Define 2 mappings $f(x)$ and $g(x)$ as follows:
$f(x) = (x+1) \pmod {35}$.
$g(0) = 1, g(x) = x \text{ for all } 1 \leq x \leq 34$
We now attempt to use these 2 functions on $(x,y) = (1,18)$.
We use $f$ 34 times on $(1,18)$ to turn it into $(0,17)$, then $g$ to turn it into $(1,17)$. Repeating the above process another 16 times yields $(1,1)$ after $35 \times 17 = 595 = \binom{35}{2}$ functions. To show that this is minimal, we look at how we use the function $g$. We should only always increase or always decrease the quantity $y - x \pmod {35}$ (decreasing being $17 \rightarrow 16 \rightarrow \cdots \rightarrow 0$ and increasing being $17 \rightarrow 18 \rightarrow \cdots \rightarrow 34 \rightarrow 0$, and consecutive uses of $g$ to decrease this quantity requires 34 uses of $f$ to bring the pair back to 0 (similarly for increasing the quantity). It happens that decreasing $y - x \pmod {35}$ uses less functions.
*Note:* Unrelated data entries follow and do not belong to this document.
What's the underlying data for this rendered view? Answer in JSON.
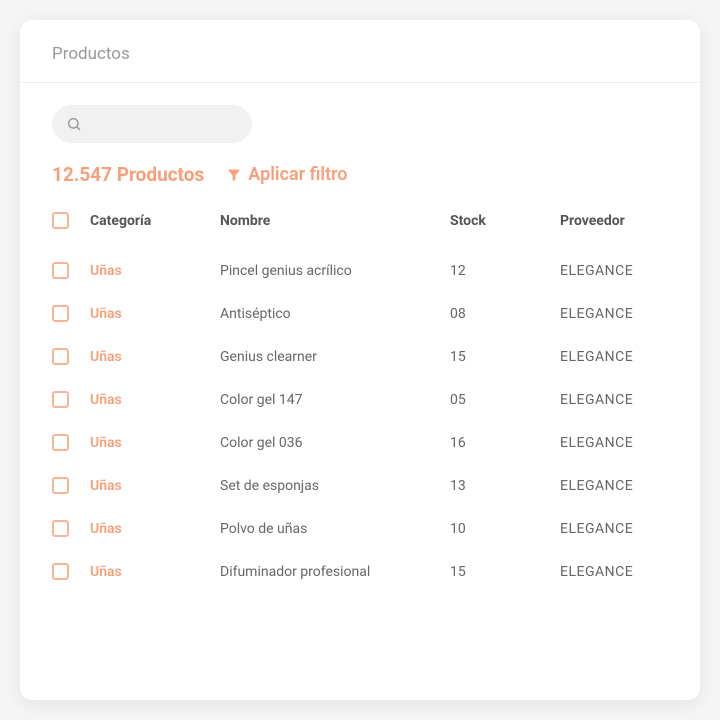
{
  "header": {
    "title": "Productos"
  },
  "search": {
    "placeholder": ""
  },
  "summary": {
    "count_text": "12.547 Productos",
    "filter_label": "Aplicar filtro"
  },
  "columns": {
    "categoria": "Categoría",
    "nombre": "Nombre",
    "stock": "Stock",
    "proveedor": "Proveedor"
  },
  "rows": [
    {
      "categoria": "Uñas",
      "nombre": "Pincel genius acrílico",
      "stock": "12",
      "proveedor": "ELEGANCE"
    },
    {
      "categoria": "Uñas",
      "nombre": "Antiséptico",
      "stock": "08",
      "proveedor": "ELEGANCE"
    },
    {
      "categoria": "Uñas",
      "nombre": "Genius clearner",
      "stock": "15",
      "proveedor": "ELEGANCE"
    },
    {
      "categoria": "Uñas",
      "nombre": "Color gel 147",
      "stock": "05",
      "proveedor": "ELEGANCE"
    },
    {
      "categoria": "Uñas",
      "nombre": "Color gel 036",
      "stock": "16",
      "proveedor": "ELEGANCE"
    },
    {
      "categoria": "Uñas",
      "nombre": "Set de esponjas",
      "stock": "13",
      "proveedor": "ELEGANCE"
    },
    {
      "categoria": "Uñas",
      "nombre": "Polvo de uñas",
      "stock": "10",
      "proveedor": "ELEGANCE"
    },
    {
      "categoria": "Uñas",
      "nombre": "Difuminador profesional",
      "stock": "15",
      "proveedor": "ELEGANCE"
    }
  ],
  "colors": {
    "accent": "#f5a07a",
    "checkbox_border": "#f5b596",
    "text_muted": "#999999",
    "text_body": "#666666",
    "border": "#eeeeee",
    "search_bg": "#f1f1f1",
    "card_bg": "#ffffff"
  }
}
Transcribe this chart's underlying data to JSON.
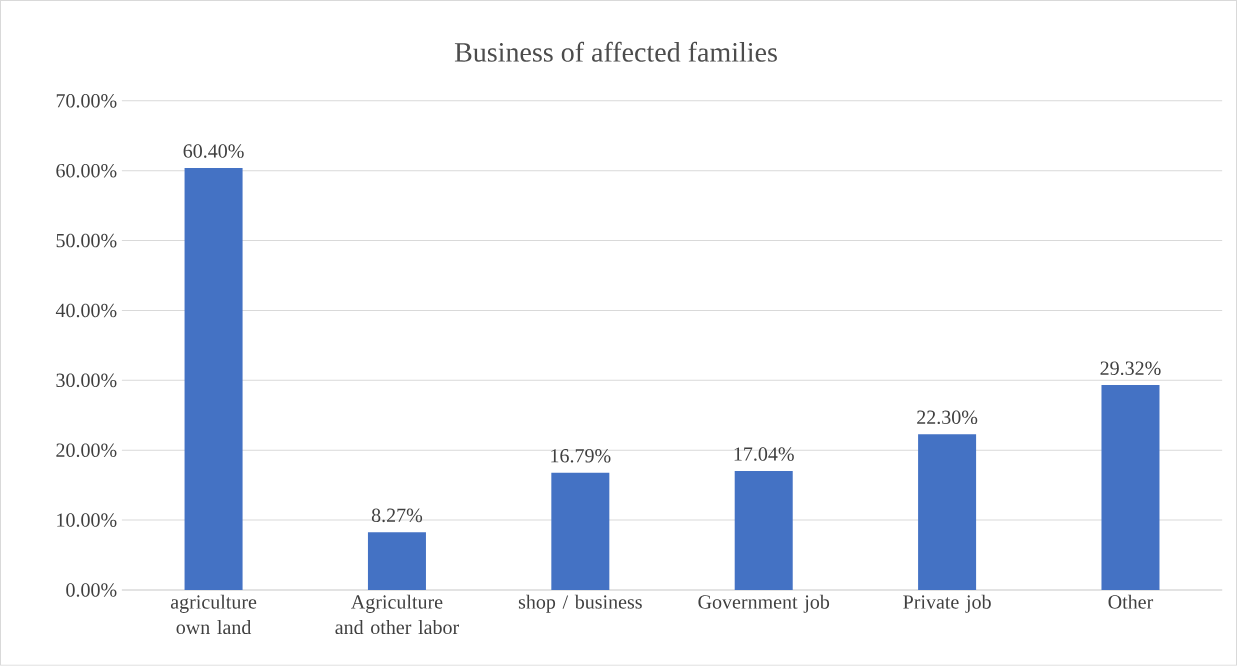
{
  "chart_data": {
    "type": "bar",
    "title": "Business of affected families",
    "categories": [
      "agriculture own land",
      "Agriculture and other labor",
      "shop / business",
      "Government job",
      "Private job",
      "Other"
    ],
    "values": [
      60.4,
      8.27,
      16.79,
      17.04,
      22.3,
      29.32
    ],
    "value_labels": [
      "60.40%",
      "8.27%",
      "16.79%",
      "17.04%",
      "22.30%",
      "29.32%"
    ],
    "color": "#4472c4",
    "ylim": [
      0,
      70
    ],
    "yticks": [
      {
        "value": 0,
        "label": "0.00%"
      },
      {
        "value": 10,
        "label": "10.00%"
      },
      {
        "value": 20,
        "label": "20.00%"
      },
      {
        "value": 30,
        "label": "30.00%"
      },
      {
        "value": 40,
        "label": "40.00%"
      },
      {
        "value": 50,
        "label": "50.00%"
      },
      {
        "value": 60,
        "label": "60.00%"
      },
      {
        "value": 70,
        "label": "70.00%"
      }
    ],
    "grid": "y"
  }
}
Hence $m = \binom{35}{2}$ and we are done.
Wow, nice!
mathaddiction
21.08.2021 05:54
The answer is $\binom{35}{2}=595$. We first show $m\leq 595$. Indeed, for each $(x,y)\in S^2$ define $\delta(x,y)$ to be the minimum number such that there exists $f_1,...,f_{\delta(x,y)}$ with $$f_{\delta(x,y)}(...f_1(x))...)=f_{\delta(x,y)}(...f_1(y))...)$$Let $(x_1,y_1)\in S^2$ be the point such that $\delta(x_1,y_1)=m$ is maximized, now it is easy to see that $$\delta(f_i(...f_1(x)...),f_i(...f_1(y)...)=m-i$$Therefore, each $(f_i(...f_1(x)...),f_i(f_1(y)...))$ are distinct elements in $S^2$, hence $$m\leq |S^2|=\binom{35}{2}=595$$ On the other hand, define $$g(x)=\begin{cases}x&\text{ if }x\neq 1,2\\1&\text{ if }x=1,2\end{cases}$$and $$h(x)=x-1$$it is easy to see that $m\geq 595$.